Peter estira una de sus manos para tocar al chico, pero se contiene. En vez de eso mira a Isabela.
—¿Quién le hizo esto? ¿Un ser del otoño?
Ella niega con la cabeza.
—No conozco a ninguno que pueda hacer este trabajo de mutación —die—. Este trabajo fue hecho por un ser con glamur, con magia antigua —pausa, pensando en si decir lo que sigue—. Si prometen no reír, diría que lo hizo un elfo, un elfo de verdad.
Peter suelta una carcajada explosiva.
Yo no sé si Isabela habla en serio o está jugado. Los elfos propiamente tal no existen. Fueron inventados por los humanos por todas las razones equivocadas, las mismas razones por las que suelen inventar sus cosas. Muchas criaturas similares, desde los sidhe, hasta los knockers, han sido llamado elfos, pero eso es más bien una cuestión de racismo e ignorancia. Espero la risa de mi jefa. La he visto sonreír y reírse de mi muchas veces. Espero y luego espero un poco más, pero se carcajada nunca llega. En lugar de eso surgen lágrimas de su único ojo mientras sostiene la mano del niño.
Me pregunto la razón de su tristeza. ¿Tanto le importa un niño humano? Para mí, siempre ha sido la dura jefa que mi padre me heredó, peor en este instante me doy cuneta de mi error. Isabela luce casi como una humana, pero es una madrina, un subterráneo orientado al cuidado y el orden de otros seres vivos. Hada madrina. El pensamiento me da risa, pero la ahogo al escuchar su voz.
—Así queda un niño cuando le han quitado todas sus lágrimas.

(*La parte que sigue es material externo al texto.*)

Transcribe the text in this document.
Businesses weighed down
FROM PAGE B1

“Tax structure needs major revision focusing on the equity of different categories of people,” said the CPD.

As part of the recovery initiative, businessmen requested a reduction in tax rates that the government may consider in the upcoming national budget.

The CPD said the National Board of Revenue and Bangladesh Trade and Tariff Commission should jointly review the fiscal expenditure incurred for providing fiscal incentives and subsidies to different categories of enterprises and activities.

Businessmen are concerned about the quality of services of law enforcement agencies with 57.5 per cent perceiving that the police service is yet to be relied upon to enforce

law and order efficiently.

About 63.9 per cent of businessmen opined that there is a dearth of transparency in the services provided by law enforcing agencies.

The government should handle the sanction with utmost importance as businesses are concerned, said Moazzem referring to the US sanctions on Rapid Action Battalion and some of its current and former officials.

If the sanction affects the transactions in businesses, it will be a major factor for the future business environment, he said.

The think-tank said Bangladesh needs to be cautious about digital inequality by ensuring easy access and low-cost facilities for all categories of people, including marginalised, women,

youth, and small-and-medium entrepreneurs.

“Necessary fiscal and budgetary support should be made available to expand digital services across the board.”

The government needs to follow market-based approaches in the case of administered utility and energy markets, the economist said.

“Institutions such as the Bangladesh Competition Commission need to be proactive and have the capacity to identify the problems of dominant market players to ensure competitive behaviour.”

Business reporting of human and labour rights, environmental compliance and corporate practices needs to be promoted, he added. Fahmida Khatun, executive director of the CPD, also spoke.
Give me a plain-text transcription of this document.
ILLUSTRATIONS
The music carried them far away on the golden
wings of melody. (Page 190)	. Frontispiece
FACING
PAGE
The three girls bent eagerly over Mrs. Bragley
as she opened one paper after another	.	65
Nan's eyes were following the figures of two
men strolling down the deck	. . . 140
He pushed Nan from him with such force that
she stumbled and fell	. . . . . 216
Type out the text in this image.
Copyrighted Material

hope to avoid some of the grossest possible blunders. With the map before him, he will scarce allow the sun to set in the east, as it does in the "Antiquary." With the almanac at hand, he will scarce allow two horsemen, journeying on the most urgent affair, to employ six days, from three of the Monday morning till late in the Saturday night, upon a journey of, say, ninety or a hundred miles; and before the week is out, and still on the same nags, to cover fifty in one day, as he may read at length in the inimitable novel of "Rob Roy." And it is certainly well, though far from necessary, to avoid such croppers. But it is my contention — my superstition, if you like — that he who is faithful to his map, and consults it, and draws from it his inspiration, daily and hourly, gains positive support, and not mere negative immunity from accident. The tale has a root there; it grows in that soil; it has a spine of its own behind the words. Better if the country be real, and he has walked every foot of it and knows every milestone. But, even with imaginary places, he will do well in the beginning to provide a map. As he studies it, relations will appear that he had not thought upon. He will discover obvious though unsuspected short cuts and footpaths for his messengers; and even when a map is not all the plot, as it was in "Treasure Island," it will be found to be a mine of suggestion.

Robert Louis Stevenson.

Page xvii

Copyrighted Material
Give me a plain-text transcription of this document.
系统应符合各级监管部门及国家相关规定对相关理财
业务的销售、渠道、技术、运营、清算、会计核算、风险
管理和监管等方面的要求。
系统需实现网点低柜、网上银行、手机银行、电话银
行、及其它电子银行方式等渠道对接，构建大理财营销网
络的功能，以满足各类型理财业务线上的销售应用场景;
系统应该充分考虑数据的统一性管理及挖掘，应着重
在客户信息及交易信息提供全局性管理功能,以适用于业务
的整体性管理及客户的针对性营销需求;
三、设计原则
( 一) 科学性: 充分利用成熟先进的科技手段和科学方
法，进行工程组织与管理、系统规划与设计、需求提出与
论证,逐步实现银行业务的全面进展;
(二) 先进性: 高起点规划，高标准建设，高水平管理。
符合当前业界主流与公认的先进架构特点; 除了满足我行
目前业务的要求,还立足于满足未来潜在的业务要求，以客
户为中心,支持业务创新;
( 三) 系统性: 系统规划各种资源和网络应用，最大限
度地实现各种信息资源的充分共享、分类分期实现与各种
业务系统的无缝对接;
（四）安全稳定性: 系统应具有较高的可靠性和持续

Este es un negocio de doble ganancia —Isabela se agita y pasa su mano por su pelo, luego lo sujeta fuerte—. Cuando a un niño le quitas las barreras de contención que ofrecen sus lágrimas, se deshumaniza. Es como crear un ser de otoño artificial.
—Mientras que con el vino aseguran la adicción de los subterráneos —sentencia Peter.
Isabela asiente.
—Lo vi antes —su único ojo se fija en mí—. La ambrosía convierte a los subterráneos en monstruos... Monstruos leales. Alguien está creando un ejército. Esto no saldrá de acá, bajo pena de destierro. ¿Me entendieron?
Lo dice mirándome. El destierro no afecta a Peter, claro. Pero a mí sí. Un subterráneo fuera de una comunidad muere por falta de glamur. La soledad para nosotros no es lago teórico, es un mal real.
Peter susurra algo en el oído de Isabela y deja la habitación. Desearía haberlo escuchado, pero parece tener prisa para seguir su investigación sin mí. La madrina calma sus lágrimas y sujeta mi brazo. No es necesario escuchar ordenes alguna.
—Lo atraparé —digo alejándome.
Quiero respirar; volver a la noche, concentrarme y retomar mi investigación. Hay un elfo ahí afuera. Una criatura egoísta capaz de deshacer lo que nosotros, pobres plebeyos, hemos logrado. Esta vez no espero escaleras mágicas, pasajes secretos ni nada. Salto por la única ventana que parece llevarme al mundo real y me sumerjo en los mares invisibles que recorren las calles de mi ciudad.